Given to the People: Simon Yuill

GalGael Shipyard, Govan, Fri 18–Sun 20 Apr
‘Simon’s original proposal was to look at the recent history of radical protest in Glasgow over the last 30-40years – examining private people engaged in public protest. Often, I think, this sort of history is swept over, or forgotten about,’ says McKee.

Yuill, working with local musicians Foxface, has created a new version of the story of the Pollok Free State, a community established in the treetops of Pollok Park in the 1990s in protest at the M77 developments. As Glasgow’s green spaces come under threat again, McKee feels that the timing is perfect. He says, ‘Everything feels in flux just now, and Simon’s exhibition is particularly pertinent given recent events – with the Save Pollock Park and Save Our Botanics campaigns, the idea of public protest is still alive in Glasgow.’

The Local

SWG3, Fri 11–Sun 27 April
The Local is the social hub of the festival – and somewhat ironically named, as it’s based in deepest darkest Finniston. A collection of artists, including big names like Jim Lambie and Timorous Beasties, alongside comparative unknowns, will transform SWG3, the gallery and former Commes des Garcons warehouse run by art facilitator Mutley, into a late-opening bar, café, club, gallery and performance space.

‘This is a big, sprawling event – it’s as much about the space itself as what’s in it,’ says McKee. ‘It’s public and private – yes, we want to have a good party, but we also want to give the artists involved a chance to recreate the space for themselves. What I think they want to do with this is resist that glossy, Lottery-funded idea of Glasgow, and of art. They want to do something much rougher, much more local. That this sort of thing keeps happening is vital for the city, so I’m delighted that it’s a part of Gi. It’s an anarchist space.’

Washington Garcia presents Kalup Linzy

Off-site venue at 16 Trongate, Fri 11–Sun 27 Apr
The ex-retail site 16 Trongate is a new venue for the Washington Garcia floating gallery, which has previously dug in at a tenement flat and a disused stable in Pollok Park.

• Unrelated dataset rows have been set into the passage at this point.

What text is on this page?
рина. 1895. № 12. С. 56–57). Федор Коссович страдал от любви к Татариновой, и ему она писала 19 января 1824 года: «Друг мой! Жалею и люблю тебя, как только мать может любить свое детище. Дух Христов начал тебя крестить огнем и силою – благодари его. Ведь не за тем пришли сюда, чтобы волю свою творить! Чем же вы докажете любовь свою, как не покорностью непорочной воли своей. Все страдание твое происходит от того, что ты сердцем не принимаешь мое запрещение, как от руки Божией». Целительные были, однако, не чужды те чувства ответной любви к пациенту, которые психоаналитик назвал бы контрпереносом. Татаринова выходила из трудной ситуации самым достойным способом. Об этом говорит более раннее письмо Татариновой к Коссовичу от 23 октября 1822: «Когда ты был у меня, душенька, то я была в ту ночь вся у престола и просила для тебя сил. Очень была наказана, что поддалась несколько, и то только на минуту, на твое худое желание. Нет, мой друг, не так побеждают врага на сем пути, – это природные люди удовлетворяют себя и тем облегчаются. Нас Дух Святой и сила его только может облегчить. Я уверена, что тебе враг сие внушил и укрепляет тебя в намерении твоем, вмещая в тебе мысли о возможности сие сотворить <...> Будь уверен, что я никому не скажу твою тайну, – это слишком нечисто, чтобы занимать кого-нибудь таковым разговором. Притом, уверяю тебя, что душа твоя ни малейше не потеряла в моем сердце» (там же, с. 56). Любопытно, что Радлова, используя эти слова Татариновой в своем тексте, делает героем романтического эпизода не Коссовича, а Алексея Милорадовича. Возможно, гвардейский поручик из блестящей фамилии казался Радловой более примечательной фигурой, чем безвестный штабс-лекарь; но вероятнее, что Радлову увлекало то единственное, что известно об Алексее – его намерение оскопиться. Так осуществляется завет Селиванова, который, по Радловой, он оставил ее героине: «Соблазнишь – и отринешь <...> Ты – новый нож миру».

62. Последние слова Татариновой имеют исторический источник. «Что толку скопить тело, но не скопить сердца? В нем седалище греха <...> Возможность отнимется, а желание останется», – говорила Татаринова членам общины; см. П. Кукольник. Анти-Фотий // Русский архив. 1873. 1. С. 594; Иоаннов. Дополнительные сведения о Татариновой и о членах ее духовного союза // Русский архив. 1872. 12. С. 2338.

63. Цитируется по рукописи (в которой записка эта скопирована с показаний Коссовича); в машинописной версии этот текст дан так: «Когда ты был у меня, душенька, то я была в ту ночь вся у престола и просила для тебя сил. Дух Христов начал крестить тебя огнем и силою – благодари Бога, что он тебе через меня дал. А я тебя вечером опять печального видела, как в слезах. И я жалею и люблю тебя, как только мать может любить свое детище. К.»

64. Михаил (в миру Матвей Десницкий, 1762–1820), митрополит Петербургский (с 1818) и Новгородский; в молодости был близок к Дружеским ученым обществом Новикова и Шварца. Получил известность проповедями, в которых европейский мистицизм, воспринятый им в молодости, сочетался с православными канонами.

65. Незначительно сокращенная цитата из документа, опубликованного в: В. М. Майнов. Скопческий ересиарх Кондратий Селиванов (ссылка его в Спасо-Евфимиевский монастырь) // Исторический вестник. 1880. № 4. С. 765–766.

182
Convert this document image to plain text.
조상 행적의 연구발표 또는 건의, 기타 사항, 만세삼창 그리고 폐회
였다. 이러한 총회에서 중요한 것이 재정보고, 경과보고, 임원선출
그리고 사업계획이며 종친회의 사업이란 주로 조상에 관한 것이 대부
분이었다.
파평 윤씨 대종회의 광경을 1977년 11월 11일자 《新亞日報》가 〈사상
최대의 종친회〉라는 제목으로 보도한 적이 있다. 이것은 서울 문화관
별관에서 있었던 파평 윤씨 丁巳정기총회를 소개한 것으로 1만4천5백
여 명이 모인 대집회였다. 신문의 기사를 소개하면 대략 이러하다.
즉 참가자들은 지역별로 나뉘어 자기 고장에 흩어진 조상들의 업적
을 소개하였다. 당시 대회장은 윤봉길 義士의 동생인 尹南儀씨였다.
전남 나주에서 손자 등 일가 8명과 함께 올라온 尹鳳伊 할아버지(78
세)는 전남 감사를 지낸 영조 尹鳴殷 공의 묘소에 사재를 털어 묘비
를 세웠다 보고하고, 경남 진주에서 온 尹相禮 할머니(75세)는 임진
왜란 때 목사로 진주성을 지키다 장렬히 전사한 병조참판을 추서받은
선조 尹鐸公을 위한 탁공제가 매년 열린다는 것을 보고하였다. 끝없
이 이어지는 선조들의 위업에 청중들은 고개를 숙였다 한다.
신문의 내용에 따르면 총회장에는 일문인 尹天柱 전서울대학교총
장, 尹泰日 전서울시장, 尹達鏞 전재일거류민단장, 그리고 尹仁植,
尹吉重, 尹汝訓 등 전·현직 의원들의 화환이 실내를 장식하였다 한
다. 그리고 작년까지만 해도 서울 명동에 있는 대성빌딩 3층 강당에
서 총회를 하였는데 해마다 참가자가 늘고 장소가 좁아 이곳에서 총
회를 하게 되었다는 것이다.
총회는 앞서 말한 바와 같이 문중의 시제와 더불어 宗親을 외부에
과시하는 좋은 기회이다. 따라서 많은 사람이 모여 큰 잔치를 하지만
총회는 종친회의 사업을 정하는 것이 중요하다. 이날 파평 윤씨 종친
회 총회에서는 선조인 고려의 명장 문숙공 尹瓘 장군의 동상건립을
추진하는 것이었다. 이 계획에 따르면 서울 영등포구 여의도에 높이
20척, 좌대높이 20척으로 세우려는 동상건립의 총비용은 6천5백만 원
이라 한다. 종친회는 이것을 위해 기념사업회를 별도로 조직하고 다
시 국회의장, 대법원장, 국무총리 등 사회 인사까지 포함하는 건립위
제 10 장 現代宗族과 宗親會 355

McKee says, ‘Washington Garcia are three very interesting Glasgow-based artists, who in very typical Glasgow fashion have bonded together to form an artist-run collaboration. Basically what we’ve got is three locally-based emergent artists, curating an emergent artist from elsewhere. This sort of event is very important to Gi: creating international links not just between art dealers and gallery owners, but between the artists themselves.’

The international artist in question is Kalup Linzy, a young New York video artist who creates pop culture-saturated pastiches, using the schlocky melodrama of MTV and American soap operas to take the media to task on the stereotyping of black culture. He has a phenomenal collection of wigs, a long-running one man soap opera called All My Chillun streaming off his website, and will be performing himself as well as creating a new performance piece for the gallery.